I continue to wonder about the bleeding. Each time I pee, there’s a muscle spasm somewhere inside me. It causes a sharp pain. So far, no more blood. The other thing I’m thinking about is my newly diagnosed Dupuytren’s contracture. I keep wondering how much of my hand arthritis pain is actually from that. Then I wonder who of my relatives also had it? It’s hereditary. I think many of them had gnarly hands. I never considered why. I guess I always just assumed people’s hands got like that when you were old. I signed up to be in a Dupuytren’s genetic study. That should be interesting.
I had an aha moment about the dead guy’s smoky books. I put them in the bathroom, where the exhaust fan is always going. I started reading The Seven Deadly Needs: the Need to Know, to Be Right, to Get Even, to Look Good, to Judge, to Keep Score, and to Control. That would be me. I know that when I am in a downward spiral of physical and mental not-wellness, it’s scary. I get better at enduring when I try not to feel the need to know and control everything. Easier said than done.

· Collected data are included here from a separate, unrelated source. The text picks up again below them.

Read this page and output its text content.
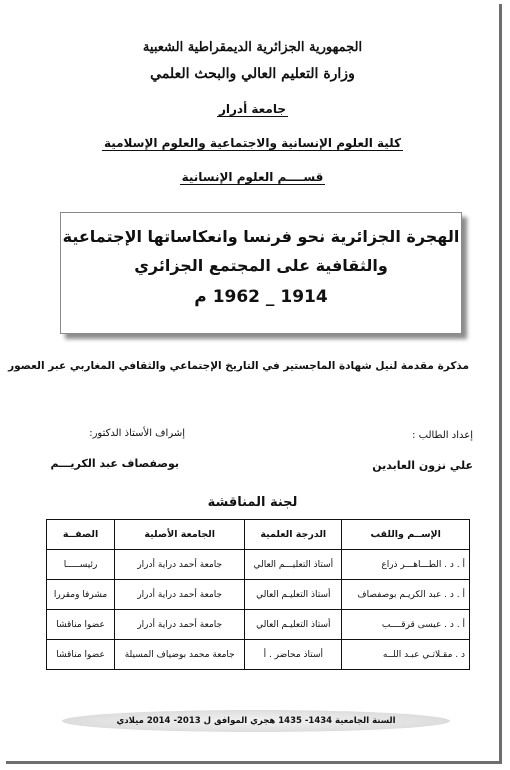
الجمهورية الجزائرية الديمقراطية الشعبية
وزارة التعليم العالي والبحث العلمي
جامعة أدرار
كلية العلوم الإنسانية والاجتماعية والعلوم الإسلامية
قســــم العلوم الإنسانية
الهجرة الجزائرية نحو فرنسا وانعكاساتها الإجتماعية
والثقافية على المجتمع الجزائري
1914 _ 1962 م
مذكرة مقدمة لنيل شهادة الماجستير في التاريخ الإجتماعي والثقافي المغاربي عبر العصور
إعداد الطالب :
إشراف الأستاذ الدكتور:
علي نزون العابدين
بوصفصاف عبد الكريـــم
لجنة المناقشة
الإســم واللقب	الدرجة العلمية	الجامعة الأصلية	الصفــة
أ . د . الطـــاهـــر ذراع	أستاذ التعليـــم العالي	جامعة أحمد دراية أدرار	رئيســـــا
أ . د . عبد الكريـم بوصفصاف	أستاذ التعليـم العالي	جامعة أحمد دراية أدرار	مشرفا ومقررا
أ . د . عيسى قرقــــب	أستاذ التعليـم العالي	جامعة أحمد دراية أدرار	عضوا مناقشا
د . مقـلاتـي عبـد اللــه	أستاذ محاضر . أ	جامعة محمد بوضياف المسيلة	عضوا مناقشا
السنة الجامعية 1434- 1435 هجري الموافق ل 2013- 2014 ميلادي
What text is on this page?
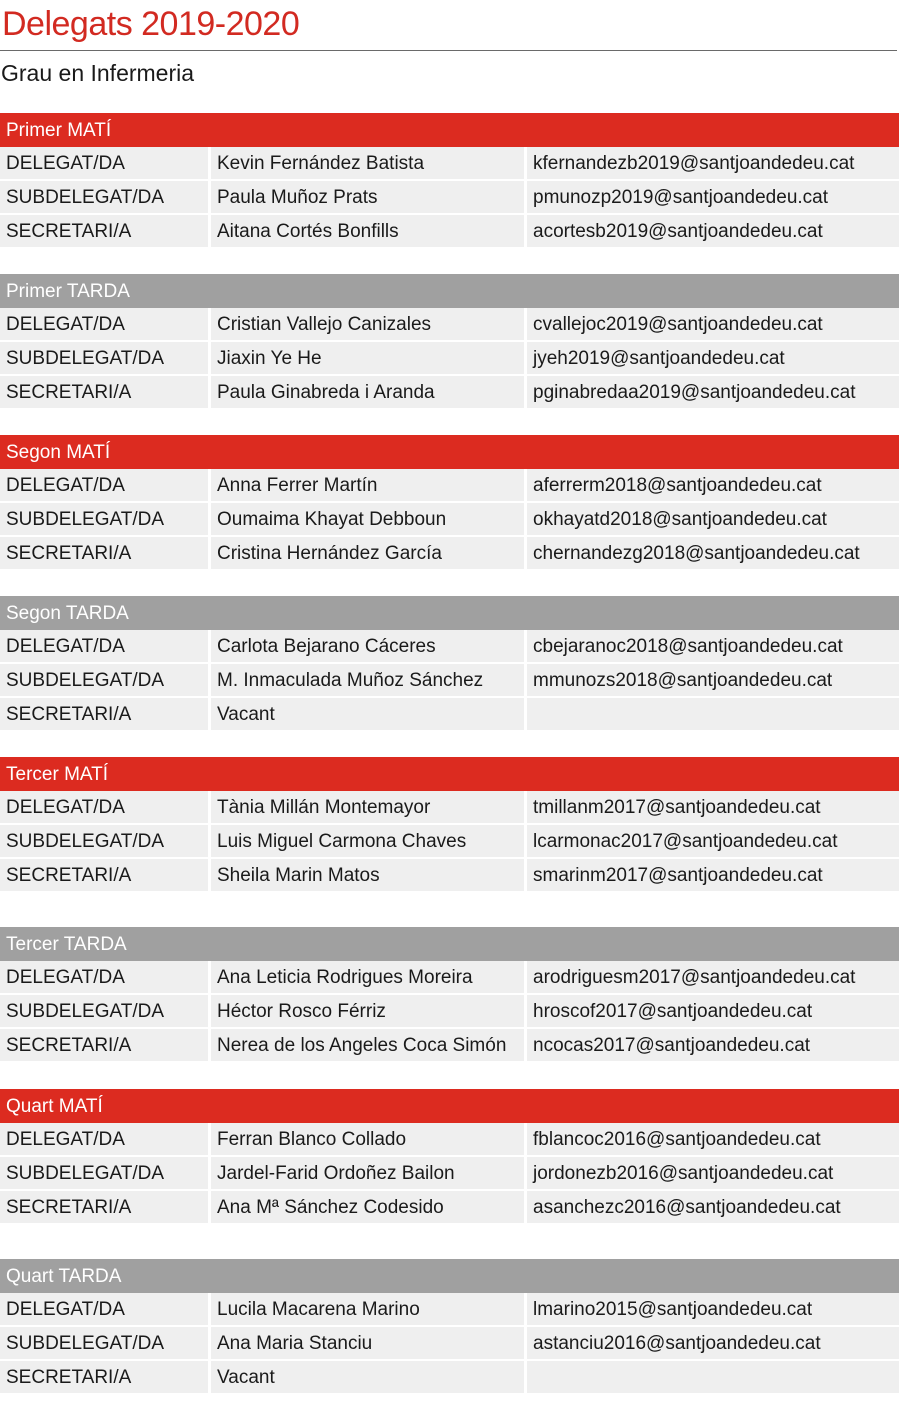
Delegats 2019-2020
Grau en Infermeria
Primer MATÍ
DELEGAT/DA	Kevin Fernández Batista	kfernandezb2019@santjoandedeu.cat
SUBDELEGAT/DA	Paula Muñoz Prats	pmunozp2019@santjoandedeu.cat
SECRETARI/A	Aitana Cortés Bonfills	acortesb2019@santjoandedeu.cat
Primer TARDA
DELEGAT/DA	Cristian Vallejo Canizales	cvallejoc2019@santjoandedeu.cat
SUBDELEGAT/DA	Jiaxin Ye He	jyeh2019@santjoandedeu.cat
SECRETARI/A	Paula Ginabreda i Aranda	pginabredaa2019@santjoandedeu.cat
Segon MATÍ
DELEGAT/DA	Anna Ferrer Martín	aferrerm2018@santjoandedeu.cat
SUBDELEGAT/DA	Oumaima Khayat Debboun	okhayatd2018@santjoandedeu.cat
SECRETARI/A	Cristina Hernández García	chernandezg2018@santjoandedeu.cat
Segon TARDA
DELEGAT/DA	Carlota Bejarano Cáceres	cbejaranoc2018@santjoandedeu.cat
SUBDELEGAT/DA	M. Inmaculada Muñoz Sánchez	mmunozs2018@santjoandedeu.cat
SECRETARI/A	Vacant
Tercer MATÍ
DELEGAT/DA	Tània Millán Montemayor	tmillanm2017@santjoandedeu.cat
SUBDELEGAT/DA	Luis Miguel Carmona Chaves	lcarmonac2017@santjoandedeu.cat
SECRETARI/A	Sheila Marin Matos	smarinm2017@santjoandedeu.cat
Tercer TARDA
DELEGAT/DA	Ana Leticia Rodrigues Moreira	arodriguesm2017@santjoandedeu.cat
SUBDELEGAT/DA	Héctor Rosco Férriz	hroscof2017@santjoandedeu.cat
SECRETARI/A	Nerea de los Angeles Coca Simón	ncocas2017@santjoandedeu.cat
Quart MATÍ
DELEGAT/DA	Ferran Blanco Collado	fblancoc2016@santjoandedeu.cat
SUBDELEGAT/DA	Jardel-Farid Ordoñez Bailon	jordonezb2016@santjoandedeu.cat
SECRETARI/A	Ana Mª Sánchez Codesido	asanchezc2016@santjoandedeu.cat
Quart TARDA
DELEGAT/DA	Lucila Macarena Marino	lmarino2015@santjoandedeu.cat
SUBDELEGAT/DA	Ana Maria Stanciu	astanciu2016@santjoandedeu.cat
SECRETARI/A	Vacant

As I was in the bathroom for the bazillionth time, I could hear sirens. The ambulance and firetruck are here for someone. I know there are several people here on hospice, but you never know which of us is going to kick the bucket next. I started realizing I have not seen the woman who was getting impossibly thin. I wonder how she is? People are always asking me why I’m not in hospice care. Well…every time I get really sick….I get better. I don’t even know what to think about that any more. My hernia sure is getting bigger 😦 My internist and GP think I should be in assisted living. I always keep that in the back of my head if I desperately need to find housing in another state. But….it would have to be a place where Olive is allowed!